Mas há algo de sintomático na forma como a intolerância se
processa, inclusive para além do universo religioso. Vivemos uma era onde a
alteridade é matéria-prima escassa e o extremismo é hegemônico, seja na
política, no futebol, nas relações entre diferentes classes sociais. Nesse
território engolfado pelo fundamentalismo, opiniões discordantes são rechaçadas
e a lucidez se torna um corpo estranho, como um vírus indesejado.
7 comentários:
Pois é, Paulinho. Seu texto aborda vários postos, mas eu vou tecer comentário em apenas um. Aqueles que não queriam - e continuam sem querer, pelo jeito - se indispor com ninguém, diziam ou ainda dizem: "Religião, política e futebol não se discute". Hoje a gente está nesta enrascada congressual não apenas por causa de um pastor imbecil, mas por causa do desleixo político-partidário. Os aproveitadores-evangélicos estão, aos poucos, dominando boa parte da política brasileira. O PT vacilou, ao lavar as mãos na Comissão dos Direitos Humanos e Minorias da Câmara dos Deputados, vacilou. Mas nesse momento estava lá o PSC com Marco Feliciano se aproveitando da brecha para presidir a Comissão e fazer esse estrago. Como a Câmara é a casa que representa o povo, o povo agora tem que cobrar, como de certa forma já está fazendo com as mobilizações pelo país afora, para dizer que não é assim que a banda deve tocar. É isso, amigo. Parabéns pela análise. Abraço.
O problema, caro Giovanni, é justamente esse "lavar as mãos" que você mencionou. A pilantragem dita religiosa vem se aproveitando há muito dessa estratégia Pilatos, dessa conivência generalizada.
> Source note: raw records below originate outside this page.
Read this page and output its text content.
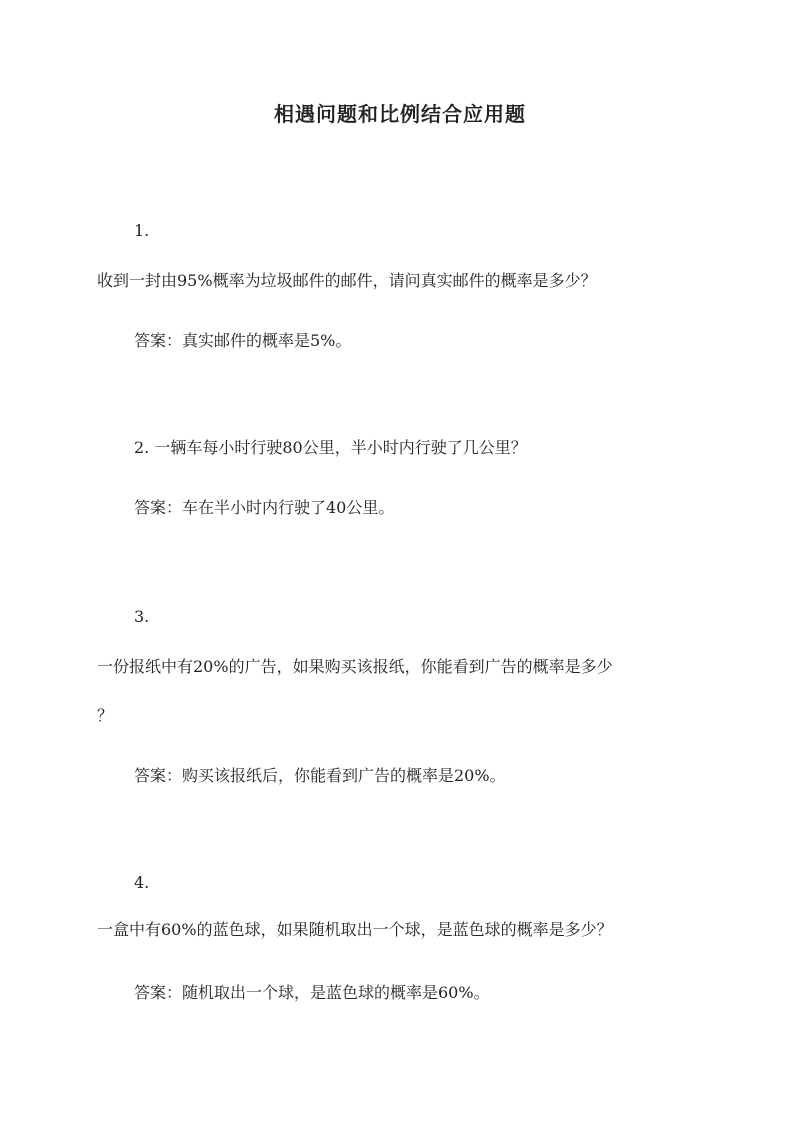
相遇问题和比例结合应用题
1.
收到一封由95%概率为垃圾邮件的邮件，请问真实邮件的概率是多少？
答案：真实邮件的概率是5%。
2. 一辆车每小时行驶80公里，半小时内行驶了几公里？
答案：车在半小时内行驶了40公里。
3.
一份报纸中有20%的广告，如果购买该报纸，你能看到广告的概率是多少
？
答案：购买该报纸后，你能看到广告的概率是20%。
4.
一盒中有60%的蓝色球，如果随机取出一个球，是蓝色球的概率是多少？
答案：随机取出一个球，是蓝色球的概率是60%。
Daí atingirmos um nível de escândalo como o que presenciamos na Comissão dos Direitos Humanos. Vamos ver se a pressão popular vai valer alguma coisa, mas temo que não.
Grande abraço, meu velho, e que venham dias melhores.
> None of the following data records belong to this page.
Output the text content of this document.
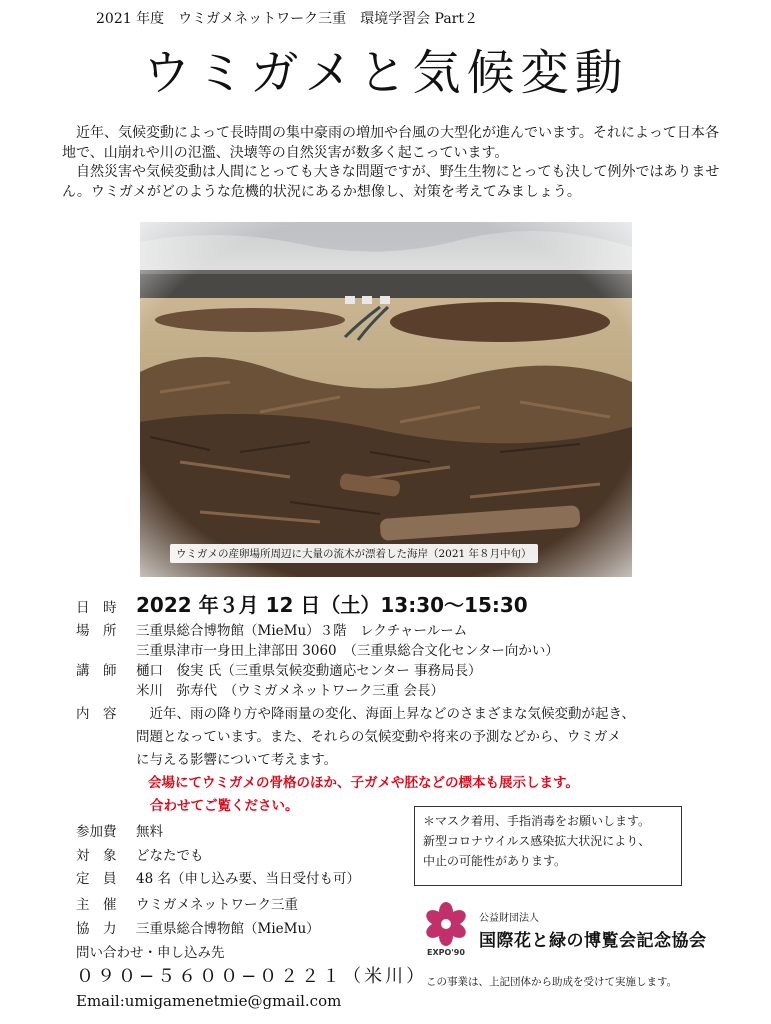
2021 年度　ウミガメネットワーク三重　環境学習会 Part２
ウミガメと気候変動

近年、気候変動によって長時間の集中豪雨の増加や台風の大型化が進んでいます。それによって日本各地で、山崩れや川の氾濫、決壊等の自然災害が数多く起こっています。

自然災害や気候変動は人間にとっても大きな問題ですが、野生生物にとっても決して例外ではありません。ウミガメがどのような危機的状況にあるか想像し、対策を考えてみましょう。

ウミガメの産卵場所周辺に大量の流木が漂着した海岸（2021 年８月中旬）
日　時 2022 年３月 12 日（土）13:30〜15:30
場　所 三重県総合博物館（MieMu）３階　レクチャールーム
三重県津市一身田上津部田 3060　（三重県総合文化センター向かい）
講　師 樋口　俊実 氏（三重県気候変動適応センター 事務局長）
米川　弥寿代　（ウミガメネットワーク三重 会長）
内　容 　近年、雨の降り方や降雨量の変化、海面上昇などのさまざまな気候変動が起き、
問題となっています。また、それらの気候変動や将来の予測などから、ウミガメ
に与える影響について考えます。
会場にてウミガメの骨格のほか、子ガメや胚などの標本も展示します。
合わせてご覧ください。
参加費 無料
対　象 どなたでも
定　員 48 名（申し込み要、当日受付も可）
主　催 ウミガメネットワーク三重
協　力 三重県総合博物館（MieMu）
問い合わせ・申し込み先
０９０−５６００−０２２１（米川）
Email:umigamenetmie@gmail.com
＊マスク着用、手指消毒をお願いします。
新型コロナウイルス感染拡大状況により、
中止の可能性があります。
EXPO'90
公益財団法人
国際花と緑の博覧会記念協会
この事業は、上記団体から助成を受けて実施します。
"Deus nos deu asas. Mas as religiões criaram as gaiolas"
(Rubem Alves)
Belas palavras, caro Laert.
Abs
O arrivismo político dominante no PT dos últimos tempos, a busca cega da governabilidade (em última instância, manutenção do poder) acabou abrindo as portas para o arrivismo dos neo-pentecostais. É claro que isso não começou agora - a ocupação de espaços políticos e parlamentares por esses evangélicos vem do final dos 80 e início dos 90. Mas hoje percebemos os riscos para o processo democrático que representa a ampliação da atuação política desses grupos, que, ao mesmo tempo que tentam impor suas retrógradas concepções sócio-culturais, não têm o menor pudor em aceitar qualquer tipo de tenebrosas transações financeiras (neste último caso, similares aos mandantes do poder de hoje, de ontem e de ante-ontem).
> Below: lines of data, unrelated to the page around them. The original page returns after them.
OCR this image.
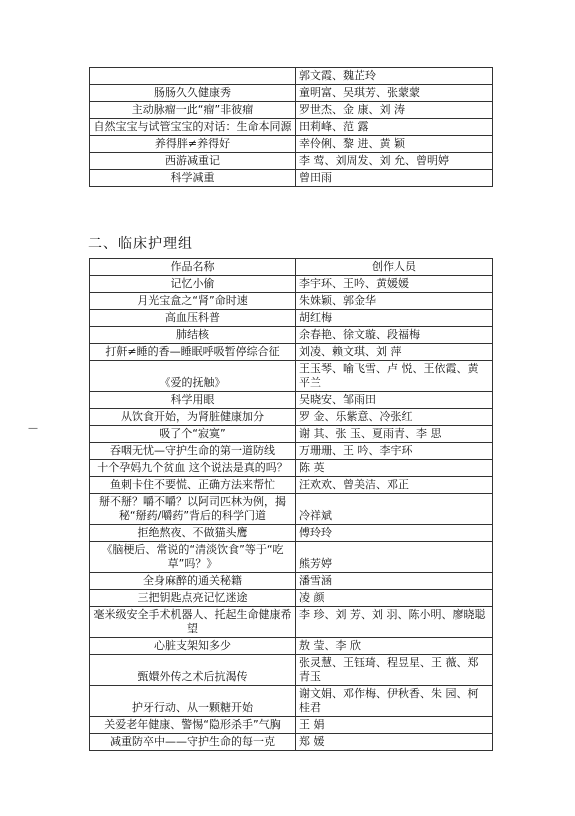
	郭文霞、魏芷玲
肠肠久久健康秀	童明富、吴琪芳、张蒙蒙
主动脉瘤一此“瘤”非彼瘤	罗世杰、金 康、刘 涛
自然宝宝与试管宝宝的对话：生命本同源	田莉峰、范 露
养得胖≠养得好	幸伶俐、黎 进、黄 颖
西游减重记	李 莺、刘周发、刘 允、曾明婷
科学减重	曾田雨
二、临床护理组
—
作品名称	创作人员
记忆小偷	李宇环、王吟、黄媛媛
月光宝盒之“肾”命时速	朱姝颖、郭金华
高血压科普	胡红梅
肺结核	余春艳、徐文璇、段福梅
打鼾≠睡的香—睡眠呼吸暂停综合征	刘凌、赖文琪、刘 萍
《爱的抚触》	王玉琴、喻飞雪、卢 悦、王依霞、黄平兰
科学用眼	吴晓安、邹雨田
从饮食开始，为肾脏健康加分	罗 金、乐紫意、冷张红
吸了个“寂寞”	谢 其、张 玉、夏雨青、李 思
吞咽无忧—守护生命的第一道防线	万珊珊、王 吟、李宇环
十个孕妈九个贫血 这个说法是真的吗？	陈 英
鱼刺卡住不要慌、正确方法来帮忙	汪欢欢、曾美洁、邓正
掰不掰？嚼不嚼？以阿司匹林为例，揭秘“掰药/嚼药”背后的科学门道	冷祥斌
拒绝熬夜、不做猫头鹰	傅玲玲
《脑梗后、常说的“清淡饮食”等于“吃草”吗？》	熊芳婷
全身麻醉的通关秘籍	潘雪涵
三把钥匙点亮记忆迷途	凌 颜
毫米级安全手术机器人、托起生命健康希望	李 珍、刘 芳、刘 羽、陈小明、廖晓聪
心脏支架知多少	敖 莹、李 欣
甄嬛外传之术后抗渴传	张灵慧、王钰琦、程昱星、王 薇、郑青玉
护牙行动、从一颗糖开始	谢文娟、邓作梅、伊秋香、朱 园、柯桂君
关爱老年健康、警惕“隐形杀手”气胸	王 娟
减重防卒中——守护生命的每一克	郑 媛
Quero ressaltar também que Feliciano representa apenas um tipo, uma vertente de evangélico, não todos. Não se está tomando todos os evangélicos por um quilo, nem contrapondo os direitos humanos à crença evangélica, até mesmo porque uma quantidade significativa de igrejas evangélicas elaborou uma carta-aberta na internet e tem recebido expressivas adesões. É aquela coisa, deve-se enxergar a floresta, mas também a árvore.
Sim, Armundo, a ascensão de Feliciano é fruto desse vácuo político e moral que você descreveu. Não é de hoje que o toma lá, dá cá virou regra nas relações entre diferentes governos e partidos políticos. Uma aberração, em suma. E é claro que não podemos generalizar as igrejas evangélicas, muito menos os seus fiéis. Até porque algumas delas desempenham um importante papel social de tirar pessoas do ambiente do tráfico nas comunidades pobres.